Possiamo fare un po’ di profezia di quella per cui non servono tarocchi e sfere di cristallo, ma solo buon senso: adesso per salvare il mezzo salvato partiranno campagne di stampa, comitati anti fischio, cori di osanna in modo tale, che le pecore di Animal Farm, si umanizzino. A vergogna, si aggiunge vergogna.

Una signora, nel senso di donna coniugata, lavoratrice sulle tavole del palcoscenico e negli adiacenti locali un secolo avrebbe commentato un siffatto accadimento con una scarica di bestemmie in napoletano stretto. Non possiamo riportarle, ma la signora, che rispondeva al nome di Emma Carelli coniugata Mocchi soprano, patronessa del Verismo che più verista non si poteva, costretta a gestire il teatro Costanzi di Roma le relative tournee in Sud America quando il consorte, socialista della prima ora, godeva dell’ospitale Regina Coeli. Lauri Volpi ne ricorda in “voci paralleli “gli scoppi di ira, Nazareno de Angelis, sodale politico di Mocchi, nella propria autobiografia ne parla come di una valida direttrice di teatro, dotata di grande orecchio (riservando il peggio degli insulti al marito). Gestì il teatro Costanzi dal 1912 al 1926. Siamo andati spigolando nella stagioni Carellli/Mocchi per capire i presupposti delle scelte e fare, pur in attesa della prima stagione Pereira, differenze e distinguo.
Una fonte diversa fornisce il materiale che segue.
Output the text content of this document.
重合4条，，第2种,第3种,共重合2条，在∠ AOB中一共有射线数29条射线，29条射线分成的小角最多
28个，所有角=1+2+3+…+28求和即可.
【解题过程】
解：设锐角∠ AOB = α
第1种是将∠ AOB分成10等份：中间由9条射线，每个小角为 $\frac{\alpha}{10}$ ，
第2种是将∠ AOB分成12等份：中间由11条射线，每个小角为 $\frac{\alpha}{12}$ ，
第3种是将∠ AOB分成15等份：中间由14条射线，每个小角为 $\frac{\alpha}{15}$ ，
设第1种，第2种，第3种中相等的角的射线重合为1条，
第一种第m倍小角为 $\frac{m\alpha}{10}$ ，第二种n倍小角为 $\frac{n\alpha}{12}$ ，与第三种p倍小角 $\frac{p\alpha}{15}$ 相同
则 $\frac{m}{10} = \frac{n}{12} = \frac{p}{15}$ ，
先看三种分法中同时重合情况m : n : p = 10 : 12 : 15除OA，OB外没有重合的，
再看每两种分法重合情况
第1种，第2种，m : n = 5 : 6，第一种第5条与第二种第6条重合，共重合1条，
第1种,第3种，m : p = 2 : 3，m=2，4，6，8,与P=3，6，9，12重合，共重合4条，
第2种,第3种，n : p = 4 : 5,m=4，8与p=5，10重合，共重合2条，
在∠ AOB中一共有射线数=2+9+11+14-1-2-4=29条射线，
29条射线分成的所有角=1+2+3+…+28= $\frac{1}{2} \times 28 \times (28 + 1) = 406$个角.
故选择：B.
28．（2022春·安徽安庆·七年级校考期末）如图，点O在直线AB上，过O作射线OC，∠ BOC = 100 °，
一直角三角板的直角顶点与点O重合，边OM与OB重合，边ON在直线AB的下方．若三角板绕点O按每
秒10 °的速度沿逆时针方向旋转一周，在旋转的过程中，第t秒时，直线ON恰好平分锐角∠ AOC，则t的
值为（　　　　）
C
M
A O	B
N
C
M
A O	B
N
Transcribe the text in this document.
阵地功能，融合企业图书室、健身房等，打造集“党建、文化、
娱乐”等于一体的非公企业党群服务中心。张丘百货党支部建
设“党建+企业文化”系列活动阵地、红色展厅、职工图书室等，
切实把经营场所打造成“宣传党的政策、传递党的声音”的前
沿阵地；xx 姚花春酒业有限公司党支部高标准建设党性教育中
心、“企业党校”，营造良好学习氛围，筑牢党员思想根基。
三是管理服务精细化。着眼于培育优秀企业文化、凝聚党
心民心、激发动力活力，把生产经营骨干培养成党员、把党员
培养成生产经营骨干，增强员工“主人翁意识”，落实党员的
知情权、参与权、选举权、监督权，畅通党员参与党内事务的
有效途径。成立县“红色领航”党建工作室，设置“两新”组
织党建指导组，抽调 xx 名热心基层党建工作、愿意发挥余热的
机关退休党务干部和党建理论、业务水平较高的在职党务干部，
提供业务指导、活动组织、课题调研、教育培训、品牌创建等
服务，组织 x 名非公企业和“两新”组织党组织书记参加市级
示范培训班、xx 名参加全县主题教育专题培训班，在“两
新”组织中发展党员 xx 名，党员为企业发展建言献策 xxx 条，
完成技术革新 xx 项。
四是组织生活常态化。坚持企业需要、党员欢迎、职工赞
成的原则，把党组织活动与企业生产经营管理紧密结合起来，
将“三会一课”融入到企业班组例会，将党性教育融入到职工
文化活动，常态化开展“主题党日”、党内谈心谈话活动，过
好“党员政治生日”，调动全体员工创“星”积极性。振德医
La prima differenza che balza agli occhi: la Carelli non cantò quasi mai nel teatro che gestiva, limitandosi alla prima italiana di Elettra ed a qualche recita di Cavalleria ed Iris. E’ vero che la cantante era prossima al capolinea, ma altrove occasionalmente si esibiva. Primo esempio di onestà e di attenzione a non agire in conflitto di interessi, autoscritturandosi.

Secondo esempio di grande professionismo: non c’era giovane e promettente voce, che l’orecchio esperto della Carelli non proponesse al proprio pubblico quando non erano ancora divi: Schipa, la Galli Curci, Pertile, Lazaro (utilizzato e spremuto vorrei dire) Gigli, Rosa Raisa e, poi, Lauri Volpi e persino la giovanissima ed esotica Ninon Vallin, in uno “scambio” con l’opera-comique, Giannina Arangi-Lombardi ancora mezzosoprano sino a Bidu Sayao. Nel contempo: Erano regolarmente proposti cantanti di gusto e tendenze assolutamente opposte a quelle della Carelli, ma insuperati ancora, se non pur non giovanissimi, come Mattia Battistini (con tanto di ripresa di Rohan, che credo per la Carelli fosse un titolo improponibile, vecchio e superato) o Bonci che trionfava nel Ballo e nella Borgia, Giraldoni primo Scarpia, ancora solfureo barone nel 1917 dopo essere stato Boris. Onestà verso il pubblico e verso l’arte. Solo con questo presupposto di competente professionismo ed onestà si può scritturare in tutto il proprio repertorio la coetanea Rosina Storchio, l’anti Carelli per gusto e sobrietà e per durata di carriera. Possiamo anche dire, limitandoci ad una categoria vocale – il soprano drammatico- che dal 1912 al 1926 tutte le maggiori esponenti della categoria si presentarono al Costanzi di Roma. Scorrere le cronologie per verificare.

E lo stesso vale per le bacchette perché nella stagione 1917-’18 sostituisce Edoardo Vitale, che è il direttore quasi ufficiale del periodo Carelli-Mochi con un giovane Ettore Panizza, cui affida una teoria di titoli in esclusiva e la stagione successiva altra teoria di titoli per il poco più che trentenne Gino Marinuzzi addirittura nella stagione 1922 presento Fritz Reiner nei Maestri cantori, Boris e Tannhauser e nella stagione successiva Otto Klemperer diresse Sigfrido.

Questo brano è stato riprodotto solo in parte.